The usual ratio of Friedman criticism is 2:1, i.e., two human words to make sense of each single word of Friedmanese. Friedman is such a genius of literary incompetence that even his most innocent passages invite feature-length essays. I'll give you an example, drawn at random from The World Is Flat. On page 174, Friedman is describing a flight he took on Southwest Airlines from Baltimore to Hartford, Connecticut. (Friedman never forgets to name the company or the brand name; if he had written The Metamorphosis, Gregor Samsa would have awoken from uneasy dreams in a Sealy Posturepedic.) Here's what he says:

I stomped off, went through security, bought a Cinnabon, and glumly sat at the back of the B line, waiting to be herded on board so that I could hunt for space in the overhead bins.

Forget the Cinnabon. Name me a herd animal that hunts. Name me one.

This would be a small thing were it not for the overall pattern. Thomas Friedman does not get these things right even by accident. It's not that he occasionally screws up and fails to make his metaphors and images agree. It's that he always screws it up. He has an anti-ear, and it's absolutely infallible; he is a Joyce or a Flaubert in reverse, incapable of rendering even the smallest details without genius. The difference between Friedman and an ordinary bad writer is that an ordinary bad writer will, say, call some businessman a shark and have him say some tired, uninspired piece of dialogue: Friedman will have him spout it. And that's guaranteed, every single time. He never misses.

On an ideological level, Friedman's new book is the worst, most boring kind of middlebrow horseshit. If its literary peculiarities could somehow be removed from the equation, The World Is Flat would appear as no more than an unusually long pamphlet replete with the kind of plug-filled, free-trader leg-humping that passes for thought in this country. It is a tale of a man who walks 10 feet in front of his house armed with a late-model Blackberry and comes back home five minutes later to gush to his wife that hospitals now use the internet to outsource the reading of CAT scans. Man flies on planes, observes the wonders of capitalism, says we're not in Kansas anymore. (He actually says we're not in Kansas anymore.) That's the whole plot right there.
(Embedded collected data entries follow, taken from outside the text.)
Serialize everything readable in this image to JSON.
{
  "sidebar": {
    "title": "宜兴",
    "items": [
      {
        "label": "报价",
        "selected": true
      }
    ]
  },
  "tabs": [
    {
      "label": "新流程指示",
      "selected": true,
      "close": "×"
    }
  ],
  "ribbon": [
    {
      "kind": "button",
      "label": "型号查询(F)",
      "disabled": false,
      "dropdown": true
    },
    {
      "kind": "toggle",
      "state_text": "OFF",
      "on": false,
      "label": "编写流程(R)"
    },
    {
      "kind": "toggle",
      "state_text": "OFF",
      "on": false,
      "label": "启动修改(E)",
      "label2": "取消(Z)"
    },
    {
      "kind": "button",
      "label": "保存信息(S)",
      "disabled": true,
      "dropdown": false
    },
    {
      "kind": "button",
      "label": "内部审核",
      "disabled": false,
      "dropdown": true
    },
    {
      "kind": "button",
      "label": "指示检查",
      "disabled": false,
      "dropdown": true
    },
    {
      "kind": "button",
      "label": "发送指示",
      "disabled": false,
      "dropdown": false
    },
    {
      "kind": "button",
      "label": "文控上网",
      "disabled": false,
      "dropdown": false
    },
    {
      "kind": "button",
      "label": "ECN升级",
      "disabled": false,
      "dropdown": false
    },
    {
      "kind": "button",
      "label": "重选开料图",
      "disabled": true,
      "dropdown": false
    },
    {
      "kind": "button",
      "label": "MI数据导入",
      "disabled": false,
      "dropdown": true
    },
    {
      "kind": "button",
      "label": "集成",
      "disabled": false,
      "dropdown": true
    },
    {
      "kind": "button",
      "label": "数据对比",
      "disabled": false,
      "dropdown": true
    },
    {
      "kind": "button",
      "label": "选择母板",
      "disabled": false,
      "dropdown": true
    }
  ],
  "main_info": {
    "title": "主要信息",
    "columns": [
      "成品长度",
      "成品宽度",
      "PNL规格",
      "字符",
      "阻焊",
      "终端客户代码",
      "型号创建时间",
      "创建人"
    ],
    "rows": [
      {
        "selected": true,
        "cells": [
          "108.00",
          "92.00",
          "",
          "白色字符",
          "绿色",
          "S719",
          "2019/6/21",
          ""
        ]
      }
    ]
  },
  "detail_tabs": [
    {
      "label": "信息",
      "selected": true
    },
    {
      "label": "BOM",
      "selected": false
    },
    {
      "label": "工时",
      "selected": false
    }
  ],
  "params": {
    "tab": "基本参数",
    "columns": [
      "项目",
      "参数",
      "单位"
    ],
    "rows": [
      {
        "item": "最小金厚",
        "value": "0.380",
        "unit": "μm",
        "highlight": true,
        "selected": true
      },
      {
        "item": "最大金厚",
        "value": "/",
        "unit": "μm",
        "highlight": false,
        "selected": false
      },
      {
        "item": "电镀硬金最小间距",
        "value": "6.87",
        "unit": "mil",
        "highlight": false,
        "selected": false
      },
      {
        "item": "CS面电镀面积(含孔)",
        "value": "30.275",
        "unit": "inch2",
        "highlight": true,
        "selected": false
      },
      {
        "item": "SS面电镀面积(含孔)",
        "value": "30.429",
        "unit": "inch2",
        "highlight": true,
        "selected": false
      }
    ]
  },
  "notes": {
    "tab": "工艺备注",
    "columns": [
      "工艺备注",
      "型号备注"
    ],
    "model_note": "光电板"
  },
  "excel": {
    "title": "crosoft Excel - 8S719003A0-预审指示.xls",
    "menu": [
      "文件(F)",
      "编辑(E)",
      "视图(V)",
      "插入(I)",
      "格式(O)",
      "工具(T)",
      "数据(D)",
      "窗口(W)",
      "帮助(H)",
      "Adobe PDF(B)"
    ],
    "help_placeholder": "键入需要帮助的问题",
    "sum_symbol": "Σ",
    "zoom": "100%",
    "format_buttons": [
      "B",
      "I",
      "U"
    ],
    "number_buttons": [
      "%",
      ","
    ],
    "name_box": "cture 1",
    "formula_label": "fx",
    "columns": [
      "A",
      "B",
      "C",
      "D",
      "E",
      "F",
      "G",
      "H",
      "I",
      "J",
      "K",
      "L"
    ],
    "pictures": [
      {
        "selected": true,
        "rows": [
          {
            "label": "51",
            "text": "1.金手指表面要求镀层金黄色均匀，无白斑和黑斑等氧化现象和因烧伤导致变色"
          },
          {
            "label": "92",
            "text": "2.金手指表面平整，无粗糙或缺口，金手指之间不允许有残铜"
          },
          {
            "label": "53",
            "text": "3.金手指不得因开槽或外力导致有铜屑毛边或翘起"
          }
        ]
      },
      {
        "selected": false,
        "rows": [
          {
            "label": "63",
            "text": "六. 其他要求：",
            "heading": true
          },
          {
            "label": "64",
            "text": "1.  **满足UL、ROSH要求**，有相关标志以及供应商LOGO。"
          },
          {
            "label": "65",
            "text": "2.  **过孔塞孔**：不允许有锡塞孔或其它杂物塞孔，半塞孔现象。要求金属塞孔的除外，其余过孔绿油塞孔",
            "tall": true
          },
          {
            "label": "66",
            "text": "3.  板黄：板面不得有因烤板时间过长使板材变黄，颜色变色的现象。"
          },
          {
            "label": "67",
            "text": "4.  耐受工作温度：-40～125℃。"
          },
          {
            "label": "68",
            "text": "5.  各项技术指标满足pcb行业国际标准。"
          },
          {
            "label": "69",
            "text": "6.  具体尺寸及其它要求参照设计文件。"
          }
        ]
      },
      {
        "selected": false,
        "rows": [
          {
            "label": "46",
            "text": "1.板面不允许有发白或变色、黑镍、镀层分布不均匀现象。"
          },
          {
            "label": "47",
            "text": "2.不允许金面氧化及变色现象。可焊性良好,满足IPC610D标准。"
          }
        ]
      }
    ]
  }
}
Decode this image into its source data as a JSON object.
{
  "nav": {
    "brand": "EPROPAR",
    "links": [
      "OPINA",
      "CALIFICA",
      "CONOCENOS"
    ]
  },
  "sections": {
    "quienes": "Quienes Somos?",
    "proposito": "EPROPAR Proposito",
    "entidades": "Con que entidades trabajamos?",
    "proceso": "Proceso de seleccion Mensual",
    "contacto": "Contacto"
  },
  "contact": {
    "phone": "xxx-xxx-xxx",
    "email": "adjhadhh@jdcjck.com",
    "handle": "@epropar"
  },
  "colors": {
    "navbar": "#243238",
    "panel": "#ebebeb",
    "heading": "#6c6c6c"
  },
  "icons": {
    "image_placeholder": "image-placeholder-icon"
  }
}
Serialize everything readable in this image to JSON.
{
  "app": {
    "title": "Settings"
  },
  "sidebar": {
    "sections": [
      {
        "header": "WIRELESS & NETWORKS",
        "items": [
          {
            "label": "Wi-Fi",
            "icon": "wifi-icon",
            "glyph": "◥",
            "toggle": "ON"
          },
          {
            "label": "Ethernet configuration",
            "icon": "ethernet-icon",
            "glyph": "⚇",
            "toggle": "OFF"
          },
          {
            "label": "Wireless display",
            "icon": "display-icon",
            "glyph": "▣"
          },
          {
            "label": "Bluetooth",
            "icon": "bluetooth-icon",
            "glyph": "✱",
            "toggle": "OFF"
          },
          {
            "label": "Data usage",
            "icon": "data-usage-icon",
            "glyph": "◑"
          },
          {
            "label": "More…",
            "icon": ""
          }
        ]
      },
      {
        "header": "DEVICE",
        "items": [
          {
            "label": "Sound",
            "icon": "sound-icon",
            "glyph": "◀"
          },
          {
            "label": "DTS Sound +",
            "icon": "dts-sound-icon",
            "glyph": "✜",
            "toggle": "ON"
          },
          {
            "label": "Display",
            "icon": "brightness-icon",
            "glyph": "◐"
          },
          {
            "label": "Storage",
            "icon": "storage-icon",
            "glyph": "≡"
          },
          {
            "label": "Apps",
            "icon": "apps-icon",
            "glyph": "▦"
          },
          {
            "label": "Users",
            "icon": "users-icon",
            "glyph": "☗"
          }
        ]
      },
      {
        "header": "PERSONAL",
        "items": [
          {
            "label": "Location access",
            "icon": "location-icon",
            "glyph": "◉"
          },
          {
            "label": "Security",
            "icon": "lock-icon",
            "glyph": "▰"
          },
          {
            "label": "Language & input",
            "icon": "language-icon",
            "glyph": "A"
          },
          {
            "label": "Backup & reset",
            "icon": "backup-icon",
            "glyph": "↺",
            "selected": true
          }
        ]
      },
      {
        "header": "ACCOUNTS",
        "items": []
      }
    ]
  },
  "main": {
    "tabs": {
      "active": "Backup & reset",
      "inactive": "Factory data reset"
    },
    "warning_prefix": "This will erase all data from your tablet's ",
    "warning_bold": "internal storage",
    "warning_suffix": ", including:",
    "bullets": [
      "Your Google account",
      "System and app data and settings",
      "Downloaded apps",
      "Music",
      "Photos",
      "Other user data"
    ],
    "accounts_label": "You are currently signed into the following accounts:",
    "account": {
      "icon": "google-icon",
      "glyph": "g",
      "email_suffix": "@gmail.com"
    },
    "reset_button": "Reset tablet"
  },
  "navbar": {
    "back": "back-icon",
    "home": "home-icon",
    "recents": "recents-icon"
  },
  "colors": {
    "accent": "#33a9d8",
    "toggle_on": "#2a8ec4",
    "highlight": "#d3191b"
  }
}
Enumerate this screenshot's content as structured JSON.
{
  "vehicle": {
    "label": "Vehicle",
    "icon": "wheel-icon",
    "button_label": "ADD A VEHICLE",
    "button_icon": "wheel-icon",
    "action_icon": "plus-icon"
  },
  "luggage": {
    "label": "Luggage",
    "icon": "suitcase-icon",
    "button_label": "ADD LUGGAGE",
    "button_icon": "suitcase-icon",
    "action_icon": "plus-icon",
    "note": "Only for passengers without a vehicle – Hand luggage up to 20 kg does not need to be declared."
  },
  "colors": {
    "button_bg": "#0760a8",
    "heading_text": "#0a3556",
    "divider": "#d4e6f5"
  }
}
If the underlying message is all that interests you, read no further, because that's all there is.

[...]

The book's genesis is conversation Friedman has with Nandan Nilekani, the CEO of Infosys. Nilekani causally mutters to Friedman: "Tom, the playing field is being leveled." To you and me, an innocent throwaway phrase – the level playing field being, after all, one of the most oft-repeated stock ideas in the history of human interaction. Not to Friedman. Ten minutes after his talk with Nilekani, he is pitching a tent in his company van on the road back from the Infosys campus in Bangalore:

As I left the Infosys campus that evening along the road back to Bangalore, I kept chewing on that phrase: "The playing field is being leveled."

What Nandan is saying, I thought, is that the playing field is being flattened… Flattened? Flattened? My God, he's telling me the world is flat!

This is like three pages into the book, and already the premise is totally fucked. Nilekani said level, not flat. The two concepts are completely different. Level is a qualitative idea that implies equality and competitive balance; flat is a physical, geographic concept that Friedman, remember, is openly contrasting – ironically, as it were – with Columbus's discovery that the world is round.

[...]

To recap: Friedman, imagining himself Columbus, journeys toward India. Columbus, he notes, traveled in three ships; Friedman "had Lufthansa business class." When he reaches India – Bangalore to be specific – he immediately plays golf. His caddy, he notes with interest, wears a cap with the 3M logo. Surrounding the golf course are billboards for Texas Instruments and Pizza Hut. The Pizza Hut billboard reads: "Gigabites of Taste." Because he sees a Pizza Hut ad on the way to a golf course, something that could never happen in America, Friedman concludes: "No, this definitely wasn't Kansas."

After golf, he meets Nilekani, who casually mentions that the playing field is level. A nothing phrase, but Friedman has traveled all the way around the world to hear it. Man travels to India, plays golf, sees Pizza Hut billboard, listens to Indian CEO mutter small talk, writes 470-page book reversing the course of 2000 years of human thought. That he misattributes his thesis to Nilekani is perfect: Friedman is a person who not only speaks in malapropisms, he also hears malapropisms. Told level; heard flat.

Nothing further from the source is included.